By Steve Keating
INDIANAPOLIS (Reuters) – If Tiger Woods can get back in the winners’ circle Helio Castroneves says he sees no reason he cannot return to Victory Lane at the Indianapolis 500 on Sunday and finally claim a place in the Brickyard’s most exclusive club.
In more than a century of racing at the Indianapolis Motor Speedway (IMS) only three men — A.J. Foyt, Al Unser Sr. and Rick Mears — have won the 500 four times and with a win on Sunday Castroneves would become the first non-American to join that group.
Now on the downside of his career, the 44-year-old no longer drives full-time on the IndyCar Series but Roger Penske continues to give his long-time employee a competitive car and a chance to get his name on the Borg-Warner trophy again.
The bubbly Brazilian has always been a driver to take motivation from wherever he can find it and this week is drawing inspiration from Woods, who completed one of sport’s all-time great comebacks last month when he ended an 11-year major title drought with a stunning victory at the Masters.
“You know it took Tiger Woods 10 years to go back and win another big one so maybe it could be this year (for me),” said Castroneves. “You’re always looking for positive ways to look and I’m always a positive guy and realistic at the same time.
“I can only imagine how special it would be.
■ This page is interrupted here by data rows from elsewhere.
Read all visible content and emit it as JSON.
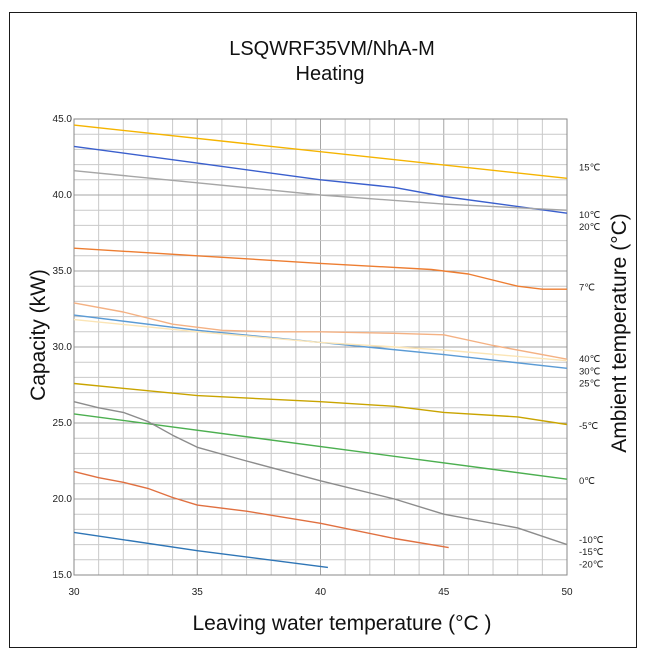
{
  "chart_data": {
    "type": "line",
    "title": "LSQWRF35VM/NhA-M",
    "subtitle": "Heating",
    "xlabel": "Leaving water temperature (°C )",
    "ylabel": "Capacity (kW)",
    "y2label": "Ambient temperature (°C)",
    "xlim": [
      30,
      50
    ],
    "ylim": [
      15,
      45
    ],
    "x_ticks": [
      "30",
      "35",
      "40",
      "45",
      "50"
    ],
    "y_ticks": [
      "15.0",
      "20.0",
      "25.0",
      "30.0",
      "35.0",
      "40.0",
      "45.0"
    ],
    "grid": true,
    "legend": "right",
    "series": [
      {
        "name": "15℃",
        "color": "#f5b400",
        "x": [
          30,
          50
        ],
        "y": [
          44.6,
          41.1
        ]
      },
      {
        "name": "10℃",
        "color": "#3a5fcd",
        "x": [
          30,
          35,
          40,
          43,
          45,
          50
        ],
        "y": [
          43.2,
          42.1,
          41.0,
          40.5,
          39.9,
          38.8
        ]
      },
      {
        "name": "20℃",
        "color": "#a6a6a6",
        "x": [
          30,
          35,
          40,
          45,
          50
        ],
        "y": [
          41.6,
          40.8,
          40.0,
          39.4,
          39.0
        ]
      },
      {
        "name": "7℃",
        "color": "#ed7d31",
        "x": [
          30,
          35,
          40,
          44.5,
          46,
          48,
          49,
          50
        ],
        "y": [
          36.5,
          36.0,
          35.5,
          35.1,
          34.8,
          34.0,
          33.8,
          33.8
        ]
      },
      {
        "name": "40℃",
        "color": "#f4b183",
        "x": [
          30,
          32,
          34,
          36,
          38,
          40,
          43,
          45,
          47,
          50
        ],
        "y": [
          32.9,
          32.3,
          31.5,
          31.1,
          31.0,
          31.0,
          30.9,
          30.8,
          30.1,
          29.2
        ]
      },
      {
        "name": "30℃",
        "color": "#5b9bd5",
        "x": [
          30,
          35,
          40,
          45,
          50
        ],
        "y": [
          32.1,
          31.1,
          30.3,
          29.5,
          28.6
        ]
      },
      {
        "name": "25℃",
        "color": "#fbe5b6",
        "x": [
          30,
          35,
          40,
          45,
          50
        ],
        "y": [
          31.8,
          31.0,
          30.3,
          29.8,
          29.1
        ]
      },
      {
        "name": "-5℃",
        "color": "#c9a400",
        "x": [
          30,
          35,
          40,
          43,
          45,
          48,
          50
        ],
        "y": [
          27.6,
          26.8,
          26.4,
          26.1,
          25.7,
          25.4,
          24.9
        ]
      },
      {
        "name": "0℃",
        "color": "#4caf50",
        "x": [
          30,
          50
        ],
        "y": [
          25.6,
          21.3
        ]
      },
      {
        "name": "-10℃",
        "color": "#8c8c8c",
        "x": [
          30,
          31,
          32,
          33,
          34,
          35,
          37,
          40,
          43,
          45,
          48,
          50
        ],
        "y": [
          26.4,
          26.0,
          25.7,
          25.1,
          24.2,
          23.4,
          22.5,
          21.2,
          20.0,
          19.0,
          18.1,
          17.0
        ]
      },
      {
        "name": "-15℃",
        "color": "#e07040",
        "x": [
          30,
          31,
          32,
          33,
          34,
          35,
          37,
          40,
          43,
          45.2
        ],
        "y": [
          21.8,
          21.4,
          21.1,
          20.7,
          20.1,
          19.6,
          19.2,
          18.4,
          17.4,
          16.8
        ]
      },
      {
        "name": "-20℃",
        "color": "#2e75b6",
        "x": [
          30,
          35,
          40.3
        ],
        "y": [
          17.8,
          16.6,
          15.5
        ]
      }
    ],
    "right_labels": [
      {
        "text": "15℃",
        "y": 41.8
      },
      {
        "text": "10℃",
        "y": 38.7
      },
      {
        "text": "20℃",
        "y": 37.9
      },
      {
        "text": "7℃",
        "y": 33.9
      },
      {
        "text": "40℃",
        "y": 29.2
      },
      {
        "text": "30℃",
        "y": 28.4
      },
      {
        "text": "25℃",
        "y": 27.6
      },
      {
        "text": "-5℃",
        "y": 24.8
      },
      {
        "text": "0℃",
        "y": 21.2
      },
      {
        "text": "-10℃",
        "y": 17.3
      },
      {
        "text": "-15℃",
        "y": 16.5
      },
      {
        "text": "-20℃",
        "y": 15.7
      }
    ]
  }
}
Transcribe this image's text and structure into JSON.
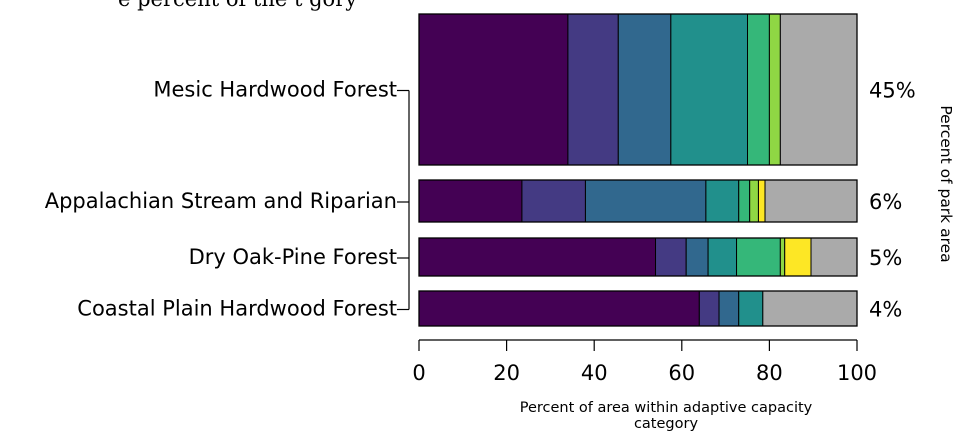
{
  "chart_data": {
    "type": "bar",
    "orientation": "horizontal",
    "stacked": true,
    "top_partial_text": "e      percent of the    t  gory",
    "categories": [
      "Mesic Hardwood Forest",
      "Appalachian Stream and Riparian",
      "Dry Oak-Pine Forest",
      "Coastal Plain Hardwood Forest"
    ],
    "park_area_labels": [
      "45%",
      "6%",
      "5%",
      "4%"
    ],
    "park_area_percent": [
      45,
      6,
      5,
      4
    ],
    "segment_colors": [
      "#440154",
      "#443a83",
      "#31688e",
      "#21908c",
      "#35b779",
      "#8fd744",
      "#fde725",
      "#aaaaaa"
    ],
    "segments": [
      [
        34,
        11.5,
        12,
        17.5,
        5,
        2.5,
        0,
        17.5
      ],
      [
        23.5,
        14.5,
        27.5,
        7.5,
        2.5,
        2,
        1.5,
        21
      ],
      [
        54,
        7,
        5,
        6.5,
        10,
        1,
        6,
        10.5
      ],
      [
        64,
        4.5,
        4.5,
        5.5,
        0,
        0,
        0,
        21.5
      ]
    ],
    "xlabel": "Percent of area within adaptive capacity category",
    "ylabel_right": "Percent of park area",
    "xlim": [
      0,
      100
    ],
    "xticks": [
      "0",
      "20",
      "40",
      "60",
      "80",
      "100"
    ],
    "xtick_values": [
      0,
      20,
      40,
      60,
      80,
      100
    ]
  }
}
At this point you can dream big but you still have to execute first.”
Castroneves was quick to put his mark on the Indy 500, winning on his Brickyard debut in 2001 and repeating in 2002.
It was seven years before he returned to Victory Lane in 2009 and he has not found his way back since, though he has twice come agonisingly close, finishing as runner-up in 2014 and 2017.
In 2014 Ryan Hunter-Reay denied Castroneves victory by 0.0600 seconds, the second-closest finish in race history.
Castroneves said it was the memory of 2017 that haunted him most, recalling how Japan’s Takuma Sato powered past him with five laps remaining then bravely fought off the Brazilian to take the checkered flag.
“It’s hard to forget the ones you’ve missed,” said Castroneves, who has looked right at home back in his Penzoil Team Penske Chevrolet, qualifying 12th fastest in the 33-car field.
“Obviously great memories of the ones that happened but the ones you’ve missed stay in your mind.
“I mean 2017 with Takuma was really tough; I did everything I could but he did a really great job.
“Hopefully I don’t have to think this year about being a close call and just make it happen.”